Lisa W. Tom, an assistant professor of art history at URI, spoke at the event on Nov. 30 on how the Italian Renaissance sought to discover the “cultural and social weight of holding a helmet in early modern portraiture.”
“My methodology leans towards thick description and micro histories,” Tom said. “Historians tend to site Titian’s portrait of Alfonso d’Avalos as being one of the first major portraits of men in armor that then model later portraits of men in armor which is really great but I’m just interested more so in the dwarf in the lower left who’s holding up his helmet to him.”
Women and pages, or young people employed in an establishment, who were usually young men. Each had a respective role in regards to their place in the portraits, and Tom analyzed this. More specifically, she analyzed individuals in the painting and the positioning of themselves and of their helmets to determine the patterns seen across the 16th and 19th century.
Tom explained that when women were presented in paintings, they were not presented as actual people, unlike the men in armor who were preparing for war or practicing for war in tournaments.

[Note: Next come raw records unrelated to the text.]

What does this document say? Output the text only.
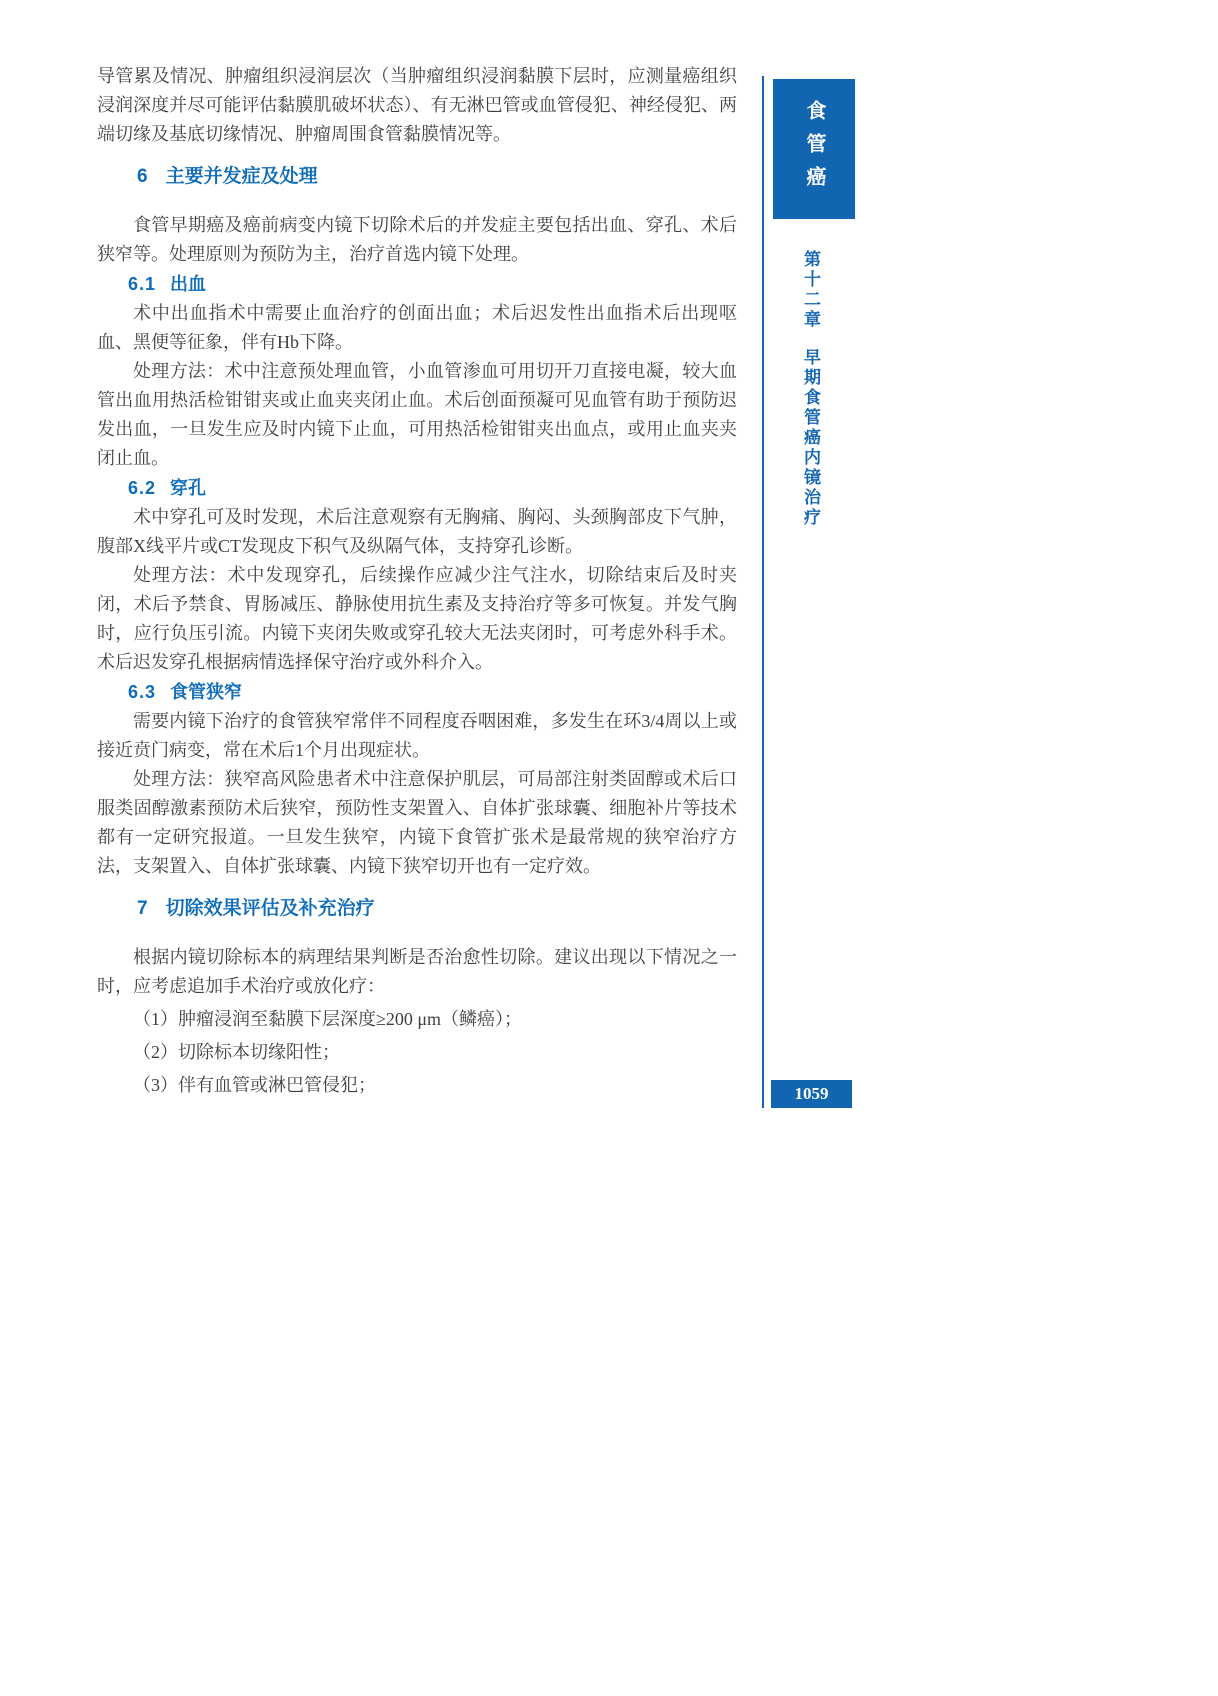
导管累及情况、肿瘤组织浸润层次（当肿瘤组织浸润黏膜下层时，应测量癌组织浸润深度并尽可能评估黏膜肌破坏状态）、有无淋巴管或血管侵犯、神经侵犯、两端切缘及基底切缘情况、肿瘤周围食管黏膜情况等。

6 主要并发症及处理

食管早期癌及癌前病变内镜下切除术后的并发症主要包括出血、穿孔、术后狭窄等。处理原则为预防为主，治疗首选内镜下处理。

6.1 出血

术中出血指术中需要止血治疗的创面出血；术后迟发性出血指术后出现呕血、黑便等征象，伴有Hb下降。

处理方法：术中注意预处理血管，小血管渗血可用切开刀直接电凝，较大血管出血用热活检钳钳夹或止血夹夹闭止血。术后创面预凝可见血管有助于预防迟发出血，一旦发生应及时内镜下止血，可用热活检钳钳夹出血点，或用止血夹夹闭止血。

6.2 穿孔

术中穿孔可及时发现，术后注意观察有无胸痛、胸闷、头颈胸部皮下气肿，腹部X线平片或CT发现皮下积气及纵隔气体，支持穿孔诊断。

处理方法：术中发现穿孔，后续操作应减少注气注水，切除结束后及时夹闭，术后予禁食、胃肠减压、静脉使用抗生素及支持治疗等多可恢复。并发气胸时，应行负压引流。内镜下夹闭失败或穿孔较大无法夹闭时，可考虑外科手术。术后迟发穿孔根据病情选择保守治疗或外科介入。

6.3 食管狭窄

需要内镜下治疗的食管狭窄常伴不同程度吞咽困难，多发生在环3/4周以上或接近贲门病变，常在术后1个月出现症状。

处理方法：狭窄高风险患者术中注意保护肌层，可局部注射类固醇或术后口服类固醇激素预防术后狭窄，预防性支架置入、自体扩张球囊、细胞补片等技术都有一定研究报道。一旦发生狭窄，内镜下食管扩张术是最常规的狭窄治疗方法，支架置入、自体扩张球囊、内镜下狭窄切开也有一定疗效。

7 切除效果评估及补充治疗

根据内镜切除标本的病理结果判断是否治愈性切除。建议出现以下情况之一时，应考虑追加手术治疗或放化疗：

（1）肿瘤浸润至黏膜下层深度≥200 μm（鳞癌）；
（2）切除标本切缘阳性；
（3）伴有血管或淋巴管侵犯；
食管癌
第十二章早期食管癌内镜治疗
1059
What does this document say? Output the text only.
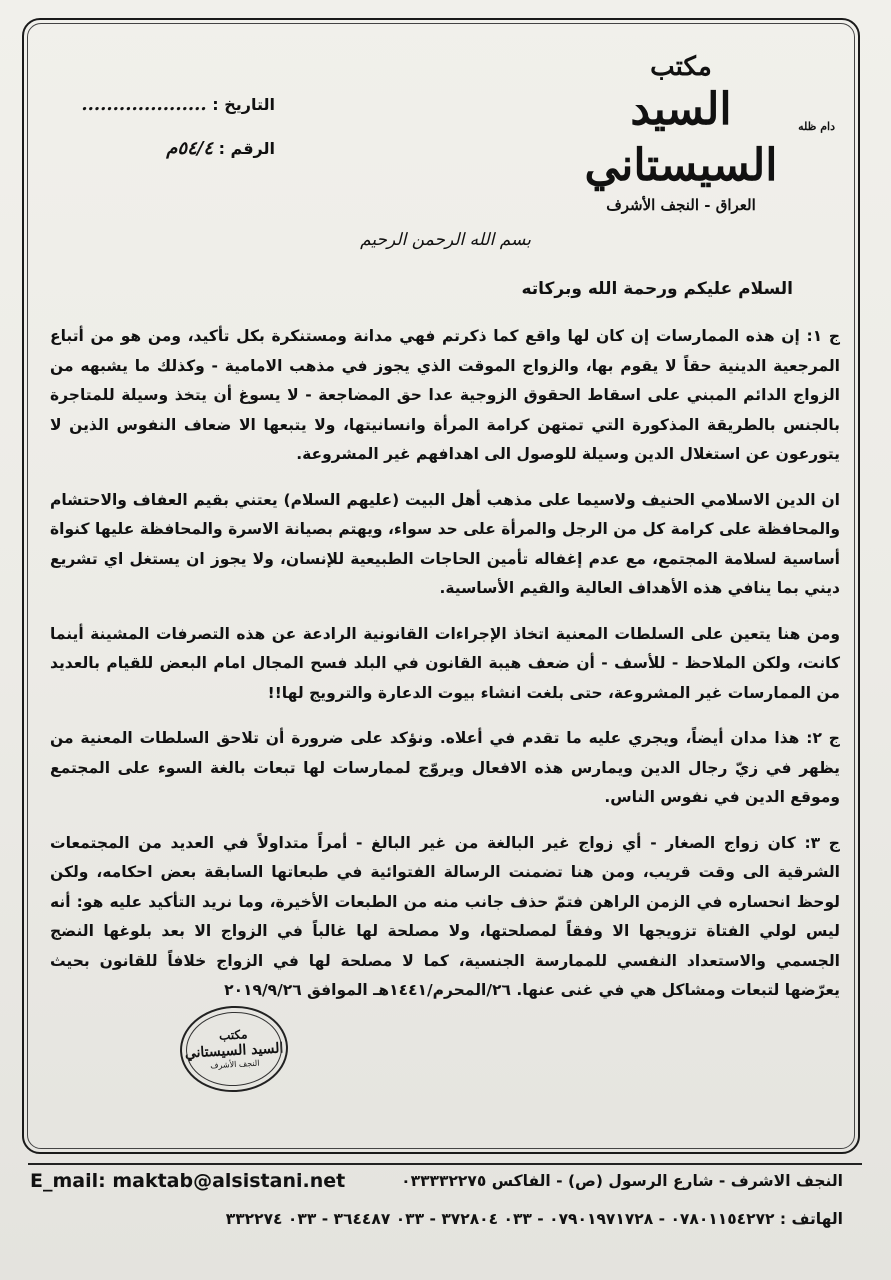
مكتب
السيد السيستاني
العراق - النجف الأشرف
دام ظله
التاريخ : ....................
الرقم : ٥٤/٤م
بسم الله الرحمن الرحيم
السلام عليكم ورحمة الله وبركاته

ج ١: إن هذه الممارسات إن كان لها واقع كما ذكرتم فهي مدانة ومستنكرة بكل تأكيد، ومن هو من أتباع المرجعية الدينية حقاً لا يقوم بها، والزواج الموقت الذي يجوز في مذهب الامامية - وكذلك ما يشبهه من الزواج الدائم المبني على اسقاط الحقوق الزوجية عدا حق المضاجعة - لا يسوغ أن يتخذ وسيلة للمتاجرة بالجنس بالطريقة المذكورة التي تمتهن كرامة المرأة وانسانيتها، ولا يتبعها الا ضعاف النفوس الذين لا يتورعون عن استغلال الدين وسيلة للوصول الى اهدافهم غير المشروعة.

ان الدين الاسلامي الحنيف ولاسيما على مذهب أهل البيت (عليهم السلام) يعتني بقيم العفاف والاحتشام والمحافظة على كرامة كل من الرجل والمرأة على حد سواء، ويهتم بصيانة الاسرة والمحافظة عليها كنواة أساسية لسلامة المجتمع، مع عدم إغفاله تأمين الحاجات الطبيعية للإنسان، ولا يجوز ان يستغل اي تشريع ديني بما ينافي هذه الأهداف العالية والقيم الأساسية.

ومن هنا يتعين على السلطات المعنية اتخاذ الإجراءات القانونية الرادعة عن هذه التصرفات المشينة أينما كانت، ولكن الملاحظ - للأسف - أن ضعف هيبة القانون في البلد فسح المجال امام البعض للقيام بالعديد من الممارسات غير المشروعة، حتى بلغت انشاء بيوت الدعارة والترويج لها!!

ج ٢: هذا مدان أيضاً، ويجري عليه ما تقدم في أعلاه. ونؤكد على ضرورة أن تلاحق السلطات المعنية من يظهر في زيّ رجال الدين ويمارس هذه الافعال ويروّج لممارسات لها تبعات بالغة السوء على المجتمع وموقع الدين في نفوس الناس.

ج ٣: كان زواج الصغار - أي زواج غير البالغة من غير البالغ - أمراً متداولاً في العديد من المجتمعات الشرقية الى وقت قريب، ومن هنا تضمنت الرسالة الفتوائية في طبعاتها السابقة بعض احكامه، ولكن لوحظ انحساره في الزمن الراهن فتمّ حذف جانب منه من الطبعات الأخيرة، وما نريد التأكيد عليه هو: أنه ليس لولي الفتاة تزويجها الا وفقاً لمصلحتها، ولا مصلحة لها غالباً في الزواج الا بعد بلوغها النضج الجسمي والاستعداد النفسي للممارسة الجنسية، كما لا مصلحة لها في الزواج خلافاً للقانون بحيث يعرّضها لتبعات ومشاكل هي في غنى عنها. ٢٦/المحرم/١٤٤١هـ الموافق ٢٠١٩/٩/٢٦

مكتب
السيد السيستاني
النجف الأشرف
E_mail: maktab@alsistani.net	النجف الاشرف - شارع الرسول (ص) - الفاكس ٠٣٣٣٣٢٢٧٥
الهاتف : ٠٧٨٠١١٥٤٢٧٢ - ٠٧٩٠١٩٧١٧٢٨ - ٠٣٣ ٣٧٢٨٠٤ - ٠٣٣ ٣٦٤٤٨٧ - ٠٣٣ ٣٣٢٢٧٤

“The easier answer is that the women were allegories, they were not people so they’re kind of like muses or spirit guides, even, and are there to complement those objects,” Tom said.
She also said that the pages or dwarves presented in other works of art held a different message.

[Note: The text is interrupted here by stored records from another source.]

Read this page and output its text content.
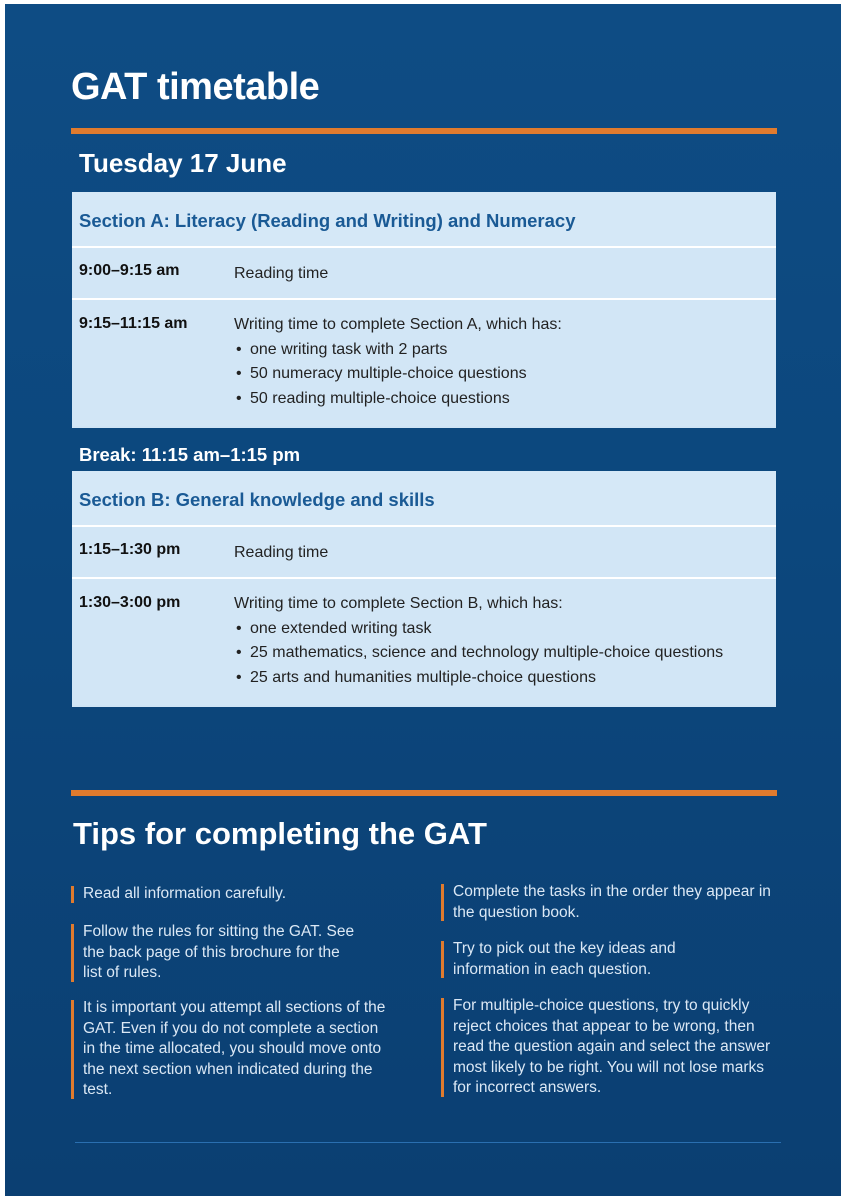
GAT timetable
Tuesday 17 June
Section A: Literacy (Reading and Writing) and Numeracy
9:00–9:15 am	Reading time
9:15–11:15 am	Writing time to complete Section A, which has:
• one writing task with 2 parts
• 50 numeracy multiple-choice questions
• 50 reading multiple-choice questions
Break: 11:15 am–1:15 pm
Section B: General knowledge and skills
1:15–1:30 pm	Reading time
1:30–3:00 pm	Writing time to complete Section B, which has:
• one extended writing task
• 25 mathematics, science and technology multiple-choice questions
• 25 arts and humanities multiple-choice questions
Tips for completing the GAT
Read all information carefully.
Follow the rules for sitting the GAT. See the back page of this brochure for the list of rules.
It is important you attempt all sections of the GAT. Even if you do not complete a section in the time allocated, you should move onto the next section when indicated during the test.
Complete the tasks in the order they appear in the question book.
Try to pick out the key ideas and information in each question.
For multiple-choice questions, try to quickly reject choices that appear to be wrong, then read the question again and select the answer most likely to be right. You will not lose marks for incorrect answers.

“[These portraits] are not interested in showing a professional page who will work their way up to being a squire and someday becoming a knight themselves,” Tom said. “These servants in these portraits are purely there to be furniture to compliment the sitter.”
Thus, although history and art may be interpreted differently and in a myriad of ways, Tom believes that part of the answer to the question of what is the cultural and social weight of holding a helmet in early modern portraiture may be the fact that these pages holding the helmets are there to reaffirm the superiority of the individual who will eventually wear the helmet.
Tom further stated that it becomes essential for these pages to not be identifiable to further prove the page’s role of inferiority, while simultaneously strengthening the appearance and the privilege of the commanding individual.
“It’s funny to think about how complicated it can be to make something so simple as to send this message across, kind of like the bride who doesn’t want the bridesmaids to outshine them,” Tom said.
Rachel Arruda, a fourth year textiles fashion merchandising and design major, attended the event and found that fashion was also an important aspect of these paintings.
“I think these events are super interesting and this one in particular caught my attention because it was not just about the helmet’s role in superiority but the way fashion and certain clothes and armor demonstrated your social status,” Arruda said.
Tom believes that there are still many more questions to ask and that this motif of helmets being held in early modern portraiture may continue to shift and change over time. However, she emphasized her gratitude for having a platform at URI to discuss topics that many individuals may not have heard of before.
“I was able to see what my colleagues think to see what people in the history department think in the English department and other people as well,” she said.
The next Brown Bag Series event will be held Feb. 8 at 12 p.m. in URI’s Multicultural Student Services Center which will be presented by Linda Welters, Susan J. Jerome and Rebecca Kelly from the Department of Textiles, Fashion Merchandising and Design.